What is it like?

Used Skoda Octavia vRS 2013-present review

Used Skoda Octavia 2013-present
Review continues below...

What's the used Skoda Octavia vRS hatchback like?

It may not be completely accurate to say that the Skoda Octavia vRS is just a Golf GTI in more practical and better-value clothing, but it’s close enough to make most car buyers and driving enthusiasts sit up and take notice.

For starters, the Octavia vRS has always fulfilled the same functions in its hot hatch class as the base car has in the family car sector: it offers great value, generous amounts of interior room and decent practicality all wrapped up in a stylish and competitive package. Its forte is its size, of course, which borders on that of the cars from one class above. It means the vRS, which is lower than the standard car and has a wider track, can offer that generous space and utility as well as all the hot hatch pace and agility your heart could desire.
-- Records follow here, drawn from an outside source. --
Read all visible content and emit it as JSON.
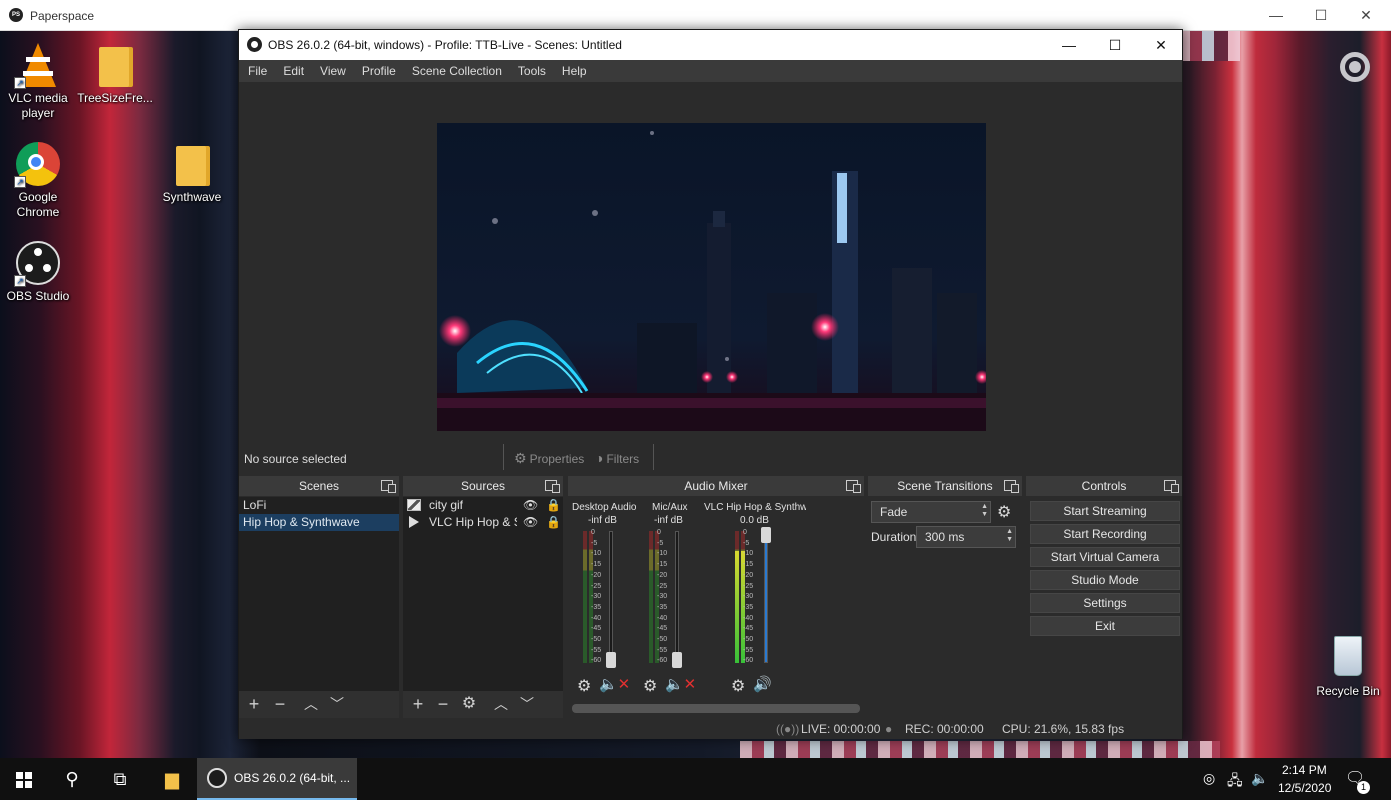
{
  "paperspace": {
    "title": "Paperspace",
    "logo": "PS",
    "minimize": "—",
    "maximize": "☐",
    "close": "✕"
  },
  "desktop": {
    "icons": [
      {
        "label": "VLC media player"
      },
      {
        "label": "TreeSizeFre..."
      },
      {
        "label": "Google Chrome"
      },
      {
        "label": "Synthwave"
      },
      {
        "label": "OBS Studio"
      },
      {
        "label": "Recycle Bin"
      }
    ]
  },
  "obs": {
    "title": "OBS 26.0.2 (64-bit, windows) - Profile: TTB-Live - Scenes: Untitled",
    "minimize": "—",
    "maximize": "☐",
    "close": "✕",
    "menu": [
      "File",
      "Edit",
      "View",
      "Profile",
      "Scene Collection",
      "Tools",
      "Help"
    ],
    "source_toolbar": {
      "status": "No source selected",
      "properties": "Properties",
      "filters": "Filters"
    },
    "scenes": {
      "title": "Scenes",
      "items": [
        "LoFi",
        "Hip Hop & Synthwave"
      ],
      "selected_index": 1
    },
    "sources": {
      "title": "Sources",
      "items": [
        "city gif",
        "VLC Hip Hop & Synthwave"
      ]
    },
    "mixer": {
      "title": "Audio Mixer",
      "scale": [
        "0",
        "-5",
        "-10",
        "-15",
        "-20",
        "-25",
        "-30",
        "-35",
        "-40",
        "-45",
        "-50",
        "-55",
        "-60"
      ],
      "channels": [
        {
          "name": "Desktop Audio",
          "db": "-inf dB",
          "muted": true,
          "level": 0
        },
        {
          "name": "Mic/Aux",
          "db": "-inf dB",
          "muted": true,
          "level": 0
        },
        {
          "name": "VLC Hip Hop & Synthwave",
          "db": "0.0 dB",
          "muted": false,
          "level": 0.85
        }
      ]
    },
    "transitions": {
      "title": "Scene Transitions",
      "selected": "Fade",
      "duration_label": "Duration",
      "duration_value": "300 ms"
    },
    "controls": {
      "title": "Controls",
      "buttons": [
        "Start Streaming",
        "Start Recording",
        "Start Virtual Camera",
        "Studio Mode",
        "Settings",
        "Exit"
      ]
    },
    "status": {
      "live": "LIVE: 00:00:00",
      "rec": "REC: 00:00:00",
      "cpu": "CPU: 21.6%, 15.83 fps"
    }
  },
  "taskbar": {
    "obs_label": "OBS 26.0.2 (64-bit, ...",
    "time": "2:14 PM",
    "date": "12/5/2020",
    "notification_count": "1"
  }
}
It can offer a lot more, besides. Those that bought it new could choose between petrol and diesel engines. They could have had either the standard front-wheel drive or the whole-hog four-wheel drive. They could have chosen the regular five-door hatchback or an even more capacious estate version. They could have had a six-speed manual gearbox or a seven-speed dual-clutch automatic, and there was even the option of adaptive dampers.

After all that it comes as quite a shock to discover that there is only the one trim level, and it offers sporty styling, bespoke sports seats and LED headlights. There’s also an Amundsen touchscreen, cruise control, heated seats, dual-zone climate control, parking sensors, auto wipers and a wi-fi hotspot. Other standard safety features include lane keep assist, autonomous emergency braking, stability control, hill-hold assist, tyre pressure monitoring which alerts you to a slow puncture, and a system that automatically brakes the car in the immediate aftermath of a collision to avoid a second impact.

And it can shift, too, with the latest petrol-engined version of the car sharing its 242bhp 2.0-litre unit with the Performance edition of the Golf GTI. With this lovely engine under the bonnet, the vRS is capable of polishing off the 0 to 62mph sprint in just 6.6 seconds and going on swiftly to a top speed of 155mph. Indeed even if you choose the lesser 2.0 230 version, also shared with the hot Golf, you won’t be far off those figures. Opt for the diesel version and you’ll find the VW Group’s 181bhp 2.0-litre engine can still push the vRS along at a fair lick, along with some expected improvements in fuel economy.

Approach a bend and you’ll be pleased it shares so much with the Golf GTI. It’s keen to turn in to bends, and its steering is pleasingly precise. Providing you're not sending all its power through the front wheels, there’s plenty of grip, too, and it handles with sporting aplomb. The 2.0 245 vRS even gets a limited-slip differential, the better to apportion its power in a corner taken quickly, and it drives even more nicely as a result. You'll be equally pleased by the ride comfort, as the vRS is a plaint car that rides well in any of its switchable modes. It’s firm, but never uncomfortable, and it feels settled over sharp ruts and potholes and tied down over undulating roads. The petrol-engined cars are remarkably refined, as well, especially when driven gently, and there’s not much in the way of wind and road noise to ruffle the feathers. True, put your foot down and there’s a nice sporty rasp, but on the whole the interior of the vRS is a pleasant place to spend time.

Inside is an excellent driving position, electrically adjustable in the seat and steering wheel, with good visibility. The sportier seats are comfortable and supportive, and remain so even on longer journeys. The dashboard and surrounding areas are nicely laid out, and the instruments easy to read. Some of the materials around the lower parts of the cabin and around the seat bases feel more durable than upmarket, but the plastics in more prominent areas are textured and pleasant to the touch. The switches are nicely damped, too.

It’s in the area of space that the Octavia excels. Space up front is plentiful, and there are several useful storage areas. Meanwhile, in the rear the Octavia offers more of it than any other hot hatch, with plenty of space and the ability to seat a tall passenger behind a tall driver. It can even carry three in relative comfort for quite some time, despite a large central transmission tunnel, and that’s more than can be said for not only all the cars in this class but some from the size category above it. The boot in the hatchback is large and usefully shaped, better than nearly all of its rivals, while the one in the estate version is simply huge.